11 de julho de 2009

Meu português

Eu estou cansada de conjugar meus verbos em futuro do pretérito. Sinceramente, acredito que não exista tempo verbal mais improlífico. Não quero mais pensar que eu amaria, viveria, faria, conseguiria. Quero descarregar minha vida dessas incertezas, hipóteses, irrealidades.
Aproveitando o ensejo, me livro logo também de todo o modo subjuntivo. Nada mais de se eu fizer, quando eu puder, ou que eu consiga. Vou preferir de agora em diante os verbos bem no presente. Bem no agora do indicativo.
De passado apenas os perfeitos. Bem completados. Vividos e acabados. Deixados para trás, mortos e enterrados. E o futuro deixo pra conjugar quando virar presente.

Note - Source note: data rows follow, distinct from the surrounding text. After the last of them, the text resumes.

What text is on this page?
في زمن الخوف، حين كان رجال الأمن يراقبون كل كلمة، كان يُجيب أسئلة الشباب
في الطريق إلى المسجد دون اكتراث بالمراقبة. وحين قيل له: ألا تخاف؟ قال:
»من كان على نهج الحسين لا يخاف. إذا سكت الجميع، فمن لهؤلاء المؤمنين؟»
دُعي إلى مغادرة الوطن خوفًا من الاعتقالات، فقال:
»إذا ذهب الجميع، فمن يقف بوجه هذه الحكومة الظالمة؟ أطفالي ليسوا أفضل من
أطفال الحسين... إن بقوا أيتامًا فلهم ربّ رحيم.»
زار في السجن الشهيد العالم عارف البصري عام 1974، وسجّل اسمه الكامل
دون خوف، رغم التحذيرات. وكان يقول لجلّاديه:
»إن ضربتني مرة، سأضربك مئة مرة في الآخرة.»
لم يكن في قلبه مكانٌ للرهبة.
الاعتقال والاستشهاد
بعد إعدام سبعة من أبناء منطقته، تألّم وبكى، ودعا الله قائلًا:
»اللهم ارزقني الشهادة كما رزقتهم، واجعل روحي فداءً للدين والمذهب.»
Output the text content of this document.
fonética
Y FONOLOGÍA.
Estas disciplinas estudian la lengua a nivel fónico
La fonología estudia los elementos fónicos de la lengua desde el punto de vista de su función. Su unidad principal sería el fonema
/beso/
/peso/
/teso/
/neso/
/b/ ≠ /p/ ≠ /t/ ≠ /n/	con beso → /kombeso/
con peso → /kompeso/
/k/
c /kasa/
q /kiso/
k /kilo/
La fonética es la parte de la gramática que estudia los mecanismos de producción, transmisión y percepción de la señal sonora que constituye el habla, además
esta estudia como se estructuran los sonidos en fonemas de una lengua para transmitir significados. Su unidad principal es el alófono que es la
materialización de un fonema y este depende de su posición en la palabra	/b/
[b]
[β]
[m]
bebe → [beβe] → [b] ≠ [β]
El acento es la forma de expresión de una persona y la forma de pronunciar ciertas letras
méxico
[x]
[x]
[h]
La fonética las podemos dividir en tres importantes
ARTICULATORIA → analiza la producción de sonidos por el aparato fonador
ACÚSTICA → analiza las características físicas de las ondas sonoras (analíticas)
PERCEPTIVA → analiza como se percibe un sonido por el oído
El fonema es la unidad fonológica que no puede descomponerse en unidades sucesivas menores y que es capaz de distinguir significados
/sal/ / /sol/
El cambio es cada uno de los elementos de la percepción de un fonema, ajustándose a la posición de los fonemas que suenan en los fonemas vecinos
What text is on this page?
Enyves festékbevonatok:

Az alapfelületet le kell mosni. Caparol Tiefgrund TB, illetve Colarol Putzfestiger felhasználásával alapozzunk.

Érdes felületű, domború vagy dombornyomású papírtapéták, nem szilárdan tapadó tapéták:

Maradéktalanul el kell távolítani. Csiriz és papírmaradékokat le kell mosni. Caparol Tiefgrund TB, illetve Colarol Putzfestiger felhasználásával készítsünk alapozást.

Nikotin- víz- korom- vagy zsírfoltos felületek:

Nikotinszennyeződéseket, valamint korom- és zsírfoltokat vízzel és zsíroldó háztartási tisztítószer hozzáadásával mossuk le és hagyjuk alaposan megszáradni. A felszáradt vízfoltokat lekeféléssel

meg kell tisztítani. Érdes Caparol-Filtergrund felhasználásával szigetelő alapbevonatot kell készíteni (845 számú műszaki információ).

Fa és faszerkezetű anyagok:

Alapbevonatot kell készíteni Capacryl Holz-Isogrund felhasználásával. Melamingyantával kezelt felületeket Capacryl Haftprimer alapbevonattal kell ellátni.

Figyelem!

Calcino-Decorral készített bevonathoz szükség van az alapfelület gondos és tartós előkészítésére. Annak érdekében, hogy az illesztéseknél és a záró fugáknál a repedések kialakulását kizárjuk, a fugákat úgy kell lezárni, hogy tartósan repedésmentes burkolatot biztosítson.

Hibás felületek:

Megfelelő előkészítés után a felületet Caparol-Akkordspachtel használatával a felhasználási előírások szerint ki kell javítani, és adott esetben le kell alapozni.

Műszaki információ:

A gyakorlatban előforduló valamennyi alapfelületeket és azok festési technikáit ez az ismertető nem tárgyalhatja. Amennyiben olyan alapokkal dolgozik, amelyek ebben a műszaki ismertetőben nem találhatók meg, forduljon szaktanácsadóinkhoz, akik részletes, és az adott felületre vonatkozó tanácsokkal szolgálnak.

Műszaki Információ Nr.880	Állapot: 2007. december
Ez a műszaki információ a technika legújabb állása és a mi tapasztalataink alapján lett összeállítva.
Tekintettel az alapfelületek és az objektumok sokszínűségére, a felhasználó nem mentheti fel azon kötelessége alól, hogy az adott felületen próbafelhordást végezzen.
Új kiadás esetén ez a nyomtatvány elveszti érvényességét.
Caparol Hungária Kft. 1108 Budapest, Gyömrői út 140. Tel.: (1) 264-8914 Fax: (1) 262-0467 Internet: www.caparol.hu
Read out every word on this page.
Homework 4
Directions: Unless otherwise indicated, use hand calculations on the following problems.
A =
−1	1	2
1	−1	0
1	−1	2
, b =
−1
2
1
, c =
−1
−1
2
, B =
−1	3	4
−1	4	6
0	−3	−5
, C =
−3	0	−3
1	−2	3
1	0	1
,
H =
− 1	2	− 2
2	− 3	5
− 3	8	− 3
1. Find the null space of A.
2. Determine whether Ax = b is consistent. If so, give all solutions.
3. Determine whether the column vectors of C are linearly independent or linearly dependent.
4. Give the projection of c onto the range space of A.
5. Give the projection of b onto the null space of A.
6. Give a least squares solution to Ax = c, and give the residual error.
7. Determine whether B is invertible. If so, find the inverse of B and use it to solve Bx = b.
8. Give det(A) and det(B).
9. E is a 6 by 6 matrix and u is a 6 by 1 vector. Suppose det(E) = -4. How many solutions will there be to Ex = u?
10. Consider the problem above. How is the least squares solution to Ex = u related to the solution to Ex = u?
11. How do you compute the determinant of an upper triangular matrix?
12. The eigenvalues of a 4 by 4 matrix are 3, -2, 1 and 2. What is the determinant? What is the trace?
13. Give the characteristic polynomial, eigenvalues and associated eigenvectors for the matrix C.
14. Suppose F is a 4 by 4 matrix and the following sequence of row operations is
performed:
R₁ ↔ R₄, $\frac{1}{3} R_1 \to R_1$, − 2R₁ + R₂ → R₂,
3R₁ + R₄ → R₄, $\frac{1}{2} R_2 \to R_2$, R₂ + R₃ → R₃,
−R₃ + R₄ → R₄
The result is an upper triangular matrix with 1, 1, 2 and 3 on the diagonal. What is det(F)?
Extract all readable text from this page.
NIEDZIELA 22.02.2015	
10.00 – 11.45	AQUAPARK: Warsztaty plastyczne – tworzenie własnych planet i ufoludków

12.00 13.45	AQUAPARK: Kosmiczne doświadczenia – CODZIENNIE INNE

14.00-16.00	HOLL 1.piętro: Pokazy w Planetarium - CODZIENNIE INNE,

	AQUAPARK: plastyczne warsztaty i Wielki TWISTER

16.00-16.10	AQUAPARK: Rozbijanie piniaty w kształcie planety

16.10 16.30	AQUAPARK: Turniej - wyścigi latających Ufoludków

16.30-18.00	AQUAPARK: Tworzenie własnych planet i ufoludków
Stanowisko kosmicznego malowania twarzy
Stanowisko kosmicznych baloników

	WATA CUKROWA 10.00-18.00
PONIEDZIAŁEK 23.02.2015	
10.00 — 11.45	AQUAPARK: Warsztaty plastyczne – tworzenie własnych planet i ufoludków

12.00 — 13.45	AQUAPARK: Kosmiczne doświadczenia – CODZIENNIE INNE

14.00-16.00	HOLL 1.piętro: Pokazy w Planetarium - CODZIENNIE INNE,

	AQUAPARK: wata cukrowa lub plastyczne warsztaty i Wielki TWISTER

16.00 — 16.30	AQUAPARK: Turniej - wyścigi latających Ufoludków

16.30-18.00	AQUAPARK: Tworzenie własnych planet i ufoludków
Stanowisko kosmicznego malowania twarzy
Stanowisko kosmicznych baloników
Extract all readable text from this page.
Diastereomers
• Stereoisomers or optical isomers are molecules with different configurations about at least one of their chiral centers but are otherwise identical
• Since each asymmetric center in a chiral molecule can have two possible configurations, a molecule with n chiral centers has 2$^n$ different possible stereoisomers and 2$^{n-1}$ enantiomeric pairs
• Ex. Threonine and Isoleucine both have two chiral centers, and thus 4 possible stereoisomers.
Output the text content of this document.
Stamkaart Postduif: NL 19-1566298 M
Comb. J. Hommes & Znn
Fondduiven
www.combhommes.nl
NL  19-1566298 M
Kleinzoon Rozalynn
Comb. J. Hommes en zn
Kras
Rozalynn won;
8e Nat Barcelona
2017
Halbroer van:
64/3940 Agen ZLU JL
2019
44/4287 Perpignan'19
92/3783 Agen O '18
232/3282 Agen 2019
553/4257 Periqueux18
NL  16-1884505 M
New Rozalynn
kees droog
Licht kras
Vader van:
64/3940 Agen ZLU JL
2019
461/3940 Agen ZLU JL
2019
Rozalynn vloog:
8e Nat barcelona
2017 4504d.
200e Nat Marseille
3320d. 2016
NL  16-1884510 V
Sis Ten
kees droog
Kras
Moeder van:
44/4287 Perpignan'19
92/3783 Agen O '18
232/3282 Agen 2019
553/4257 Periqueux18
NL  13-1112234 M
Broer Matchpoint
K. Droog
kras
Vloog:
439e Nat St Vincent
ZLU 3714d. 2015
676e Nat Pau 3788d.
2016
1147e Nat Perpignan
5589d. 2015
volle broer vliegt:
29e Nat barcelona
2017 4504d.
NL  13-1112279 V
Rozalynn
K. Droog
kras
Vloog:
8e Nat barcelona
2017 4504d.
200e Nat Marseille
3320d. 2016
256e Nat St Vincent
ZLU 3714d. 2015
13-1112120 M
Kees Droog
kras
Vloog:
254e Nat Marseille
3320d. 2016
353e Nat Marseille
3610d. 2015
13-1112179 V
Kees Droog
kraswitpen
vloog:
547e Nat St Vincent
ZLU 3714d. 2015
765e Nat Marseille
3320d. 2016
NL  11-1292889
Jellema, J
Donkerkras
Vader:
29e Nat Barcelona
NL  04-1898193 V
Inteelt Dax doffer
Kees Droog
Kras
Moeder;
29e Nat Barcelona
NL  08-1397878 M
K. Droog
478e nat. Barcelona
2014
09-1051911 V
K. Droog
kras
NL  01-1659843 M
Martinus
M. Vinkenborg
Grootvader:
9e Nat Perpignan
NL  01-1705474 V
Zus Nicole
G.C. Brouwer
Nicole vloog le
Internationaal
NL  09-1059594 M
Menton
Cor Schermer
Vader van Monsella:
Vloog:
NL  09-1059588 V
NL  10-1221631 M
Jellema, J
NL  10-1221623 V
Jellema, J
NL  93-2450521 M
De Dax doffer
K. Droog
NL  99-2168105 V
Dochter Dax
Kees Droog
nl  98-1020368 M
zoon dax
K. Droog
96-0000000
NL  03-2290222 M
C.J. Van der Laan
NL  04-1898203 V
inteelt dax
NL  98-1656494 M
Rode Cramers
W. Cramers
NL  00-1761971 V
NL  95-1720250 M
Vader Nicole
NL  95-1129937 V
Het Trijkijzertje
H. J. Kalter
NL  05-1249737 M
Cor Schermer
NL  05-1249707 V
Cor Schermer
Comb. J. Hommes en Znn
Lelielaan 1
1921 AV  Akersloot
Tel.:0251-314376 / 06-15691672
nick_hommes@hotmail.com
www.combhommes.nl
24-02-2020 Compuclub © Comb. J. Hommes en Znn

Ah, e nada mais de verbos defectivos, incompletos. Quero da vida todas as flexões, experimentar todas as possibilidades. Se for pra ser um verbo, que seja um anômalo, de radicais irregulares, nunca igual, nunca previsível. Que eu possa SER, sou, és, é, somos, sois, são.
Acabo também com a voz passiva dos meus dias. Meus sujeitos nunca mais serão pacientes. As f(r)ases de vida serão construídas sob a atividade da minha voz. Sem mais deixar meus sujeitos ocultos, ou com índices indeterminados, vou preferir colocá-los bem expostos, simples ou compostos; sujeito agente, experienciador.
Abdico ainda do particípio chato, sempre com os mesmos auxiliares, medíocre, que não consegue ser sozinho. Nada mais de tinha partido, tinha ficado, nada mais enxuto ou enxugado. Ou isso ou aquilo. Nada de verbos abundantes que querem dizer a mesma coisa.
Vou viver de gerundismos, existindo sempre numa progressão indefinida. Estar sempre caminhando, buscando, indo e voltando. Nunca parada, sempre conjugada.
Pra ser sincera, se eu pudesse escolher, seria infinitivo e só. Nada mais simples. Nada mais óbvio. Sem tempos, sem modos. Apenas um radical e seu tema. A vida como ela é. Sem alardes e enfeites. Sem renunciar às flexões necessárias a uma vida em sociedade. Mas fazer concessões pequenas, para que eu não me perca em mim mesma. Eu cantar, tu cantares. A essência fica preservada.
E pra viver bem meus dias, coloco muitos apostos entre minhas entrelinhas, pra que fique bem claro tudo que quero. Apostos dos mais variados. Aposto especificador, explicativo, numerador. E salpico de vocativos meus períodos mistos, repletos de coordenações e subordinações, porque afinal de contas, viver sozinha é muito chato.